Control of order of building independent targets
I'm facing an issue where out of many targets in my project there are a handful that contain files that take significantly more time (~10x) than others for compilation. Currently, with Ninja generator on Linux the build time is about twice as long as with the older tool we're aiming to replace which scheduled these targets at the beginning of the build process.

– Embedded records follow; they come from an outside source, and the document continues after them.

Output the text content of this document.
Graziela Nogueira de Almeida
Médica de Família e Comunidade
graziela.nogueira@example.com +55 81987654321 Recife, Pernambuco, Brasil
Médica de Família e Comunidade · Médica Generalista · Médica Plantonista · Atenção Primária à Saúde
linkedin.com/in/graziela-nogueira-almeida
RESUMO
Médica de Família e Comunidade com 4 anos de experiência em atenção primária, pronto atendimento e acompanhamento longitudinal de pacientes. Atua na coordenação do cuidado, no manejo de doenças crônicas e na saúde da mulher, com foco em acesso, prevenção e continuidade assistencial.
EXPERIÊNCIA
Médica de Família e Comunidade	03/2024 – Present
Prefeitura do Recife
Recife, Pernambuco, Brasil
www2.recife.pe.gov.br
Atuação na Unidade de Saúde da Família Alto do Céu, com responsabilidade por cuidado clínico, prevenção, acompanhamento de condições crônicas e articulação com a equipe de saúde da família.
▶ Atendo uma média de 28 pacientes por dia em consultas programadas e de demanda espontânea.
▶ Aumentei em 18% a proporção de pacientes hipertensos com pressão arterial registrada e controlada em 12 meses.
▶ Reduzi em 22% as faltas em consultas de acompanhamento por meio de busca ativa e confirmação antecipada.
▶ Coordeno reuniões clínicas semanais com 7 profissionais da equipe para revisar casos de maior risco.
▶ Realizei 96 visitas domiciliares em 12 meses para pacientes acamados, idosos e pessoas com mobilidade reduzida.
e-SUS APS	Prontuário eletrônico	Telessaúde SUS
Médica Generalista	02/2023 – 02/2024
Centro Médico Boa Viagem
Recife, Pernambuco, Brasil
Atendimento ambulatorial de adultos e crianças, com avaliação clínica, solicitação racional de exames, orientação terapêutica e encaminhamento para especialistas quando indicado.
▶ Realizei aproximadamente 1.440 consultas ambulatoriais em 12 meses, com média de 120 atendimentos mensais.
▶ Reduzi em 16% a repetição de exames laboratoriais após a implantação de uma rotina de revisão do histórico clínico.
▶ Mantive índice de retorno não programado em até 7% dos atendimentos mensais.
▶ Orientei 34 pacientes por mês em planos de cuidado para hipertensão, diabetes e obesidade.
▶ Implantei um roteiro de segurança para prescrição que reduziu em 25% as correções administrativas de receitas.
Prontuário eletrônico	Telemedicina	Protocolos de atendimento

After trying to find ways to influence this order and looking at CMake code I've noticed that (1) Ninja processes leaf targets in the lexer order and (2) CMake's order of emitting the targets into build.ninja is (at least partially) defined by order of iteration over cmTargets
which is an unordered_map
with name as a key.
With a quick change to the CMake code, I've identified that changing unordered_map
to a std::list
of pairs maintains the order that the targets were created in the cmake scripts and I was able to issue the 'heavy' targets first reducing build time through increasing the utilization in the parallel build. Obviously, list
is not a solution, but coming up with a data structure that maintains order of insertion and has O(1)
for find
and insert
operations would not be difficult.
On the other hand, this seems to be quite an inflexible and implicit solution to the problem. An alternative is, as a first step, to add COST
to the target properties and treat them similarly to the COST
property of tests (i.e., the higher the cost, the earlier the target is built). Then, at generation time, it becomes possible to take this cost into account when emitting the resulting build system files. For Ninja, it seems to be as simple as sorting the target list according to this cost in or after cmGlobalGenerator::CreateGeneratorTargets
.
What do you think? Would you consider such a pull request? Do you think that this goal of ordering leaf targets is attainable in other generators?
Rostislav.
PS: the next step would probably be adding COST to source files with long compilation times, but for now if that were necessary it's always possible to create an intermediate OBJECT library.